À gauche, la spiritualité, c’est comme le développement personnel : mal vu.
La religion est l’opium du peuple, tout ça.
D’ailleurs, ce n’est sans doute pas un hasard si c’est exactement avec ces mots que j’ai intitulé l’article dans lequel je défendais les livres de self-help, il y a un peu plus de deux ans.
J’observe de nombreuses similitudes entre le développement personnel et la spiritualité quand on parle du traitement que la gauche réserve à ces sujets.
Avec…
Mmh, en fait c’est simple : avec mépris.
Pourtant, ça n'a pas toujours été comme ça.
Pour ne prendre qu’un exemple, pendant la Révolution française, pas mal de figures politiques étaient “déistes”, c’est-à-dire croyaient en un Dieu.
Iels exprimaient souvent une opposition frontale à l’Eglise catholique (qui était bras dessus-bras dessous avec les nobles et plus largement la monarchie), certes.

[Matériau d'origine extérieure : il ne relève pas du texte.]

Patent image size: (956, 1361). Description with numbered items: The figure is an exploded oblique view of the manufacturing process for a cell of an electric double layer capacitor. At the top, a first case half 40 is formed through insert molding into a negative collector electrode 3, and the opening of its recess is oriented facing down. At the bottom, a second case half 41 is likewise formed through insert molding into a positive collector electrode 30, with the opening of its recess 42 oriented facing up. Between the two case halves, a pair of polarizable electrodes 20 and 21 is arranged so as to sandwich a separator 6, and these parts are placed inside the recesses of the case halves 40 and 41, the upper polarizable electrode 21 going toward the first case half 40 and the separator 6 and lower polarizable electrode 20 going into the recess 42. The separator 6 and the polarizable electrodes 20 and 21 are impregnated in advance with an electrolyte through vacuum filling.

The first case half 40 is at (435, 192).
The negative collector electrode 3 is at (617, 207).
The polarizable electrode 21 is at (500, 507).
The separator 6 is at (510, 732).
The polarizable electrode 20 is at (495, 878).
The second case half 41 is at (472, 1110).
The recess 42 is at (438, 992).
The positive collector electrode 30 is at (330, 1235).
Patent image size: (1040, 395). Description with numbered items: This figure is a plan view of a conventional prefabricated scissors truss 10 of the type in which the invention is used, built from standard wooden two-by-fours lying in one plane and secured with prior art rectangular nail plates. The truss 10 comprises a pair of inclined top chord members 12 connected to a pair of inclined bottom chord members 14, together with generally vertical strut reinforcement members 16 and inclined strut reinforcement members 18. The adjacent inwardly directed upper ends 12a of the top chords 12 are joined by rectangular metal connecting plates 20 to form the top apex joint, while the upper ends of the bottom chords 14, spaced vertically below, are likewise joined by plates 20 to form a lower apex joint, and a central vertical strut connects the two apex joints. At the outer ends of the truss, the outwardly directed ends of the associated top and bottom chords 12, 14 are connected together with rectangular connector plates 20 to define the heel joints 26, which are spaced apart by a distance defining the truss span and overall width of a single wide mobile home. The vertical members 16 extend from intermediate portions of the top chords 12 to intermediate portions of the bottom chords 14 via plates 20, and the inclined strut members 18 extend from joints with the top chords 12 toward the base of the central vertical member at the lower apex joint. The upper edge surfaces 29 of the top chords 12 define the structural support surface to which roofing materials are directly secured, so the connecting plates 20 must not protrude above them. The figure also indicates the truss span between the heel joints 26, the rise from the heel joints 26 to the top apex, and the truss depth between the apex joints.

Mais iels révéraient un “Être suprême”, qui apparaît d’ailleurs dans le préambule de la Déclaration des droits de l’homme et du citoyen.
(“L’Assemblée nationale reconnaît et déclare, en présence et sous les auspices de l'Être suprême, les droits suivants de l'homme et du citoyen.”)
Faire l’histoire de la place du religieux dans les courants de gauche en France et en Europe nécessiterait de produire une thèse sur le sujet.
Or il se trouve que :
je n’ai pas du tout les compétences requises,
je suis pas 100% sûre que vous ayez envie de lire un tel pavé.
Je vais donc me concentrer sur ce que je connais et comprends, à savoir : ce qu’on fait de la spiritualité en France dans les milieux progressistes aujourd’hui.
Je pense qu’il faut commencer par établir une distinction essentielle entre religion et spiritualité.
La spiritualité, c’est la connexion à une dimension de la vie qui dépasse ce qui peut être perçu et compris par un être humain. Elle peut, ou pas, se référer à un ou plusieurs dieu(x) et déesse(s).
La religion, c’est une spiritualité organisée autour de règles et de rites qui se pratiquent en groupe avec, le plus souvent, des normes très strictes sur la façon d’entrer dans ce groupe.
Je me méfie de la religion, comme je me méfie de tous les groupes humains qui prétendent détenir “la vérité”.
En revanche, à mes yeux, la spiritualité est une affaire somme toute pragmatique.
C'est une question d’honnêteté intellectuelle et même d’humilité.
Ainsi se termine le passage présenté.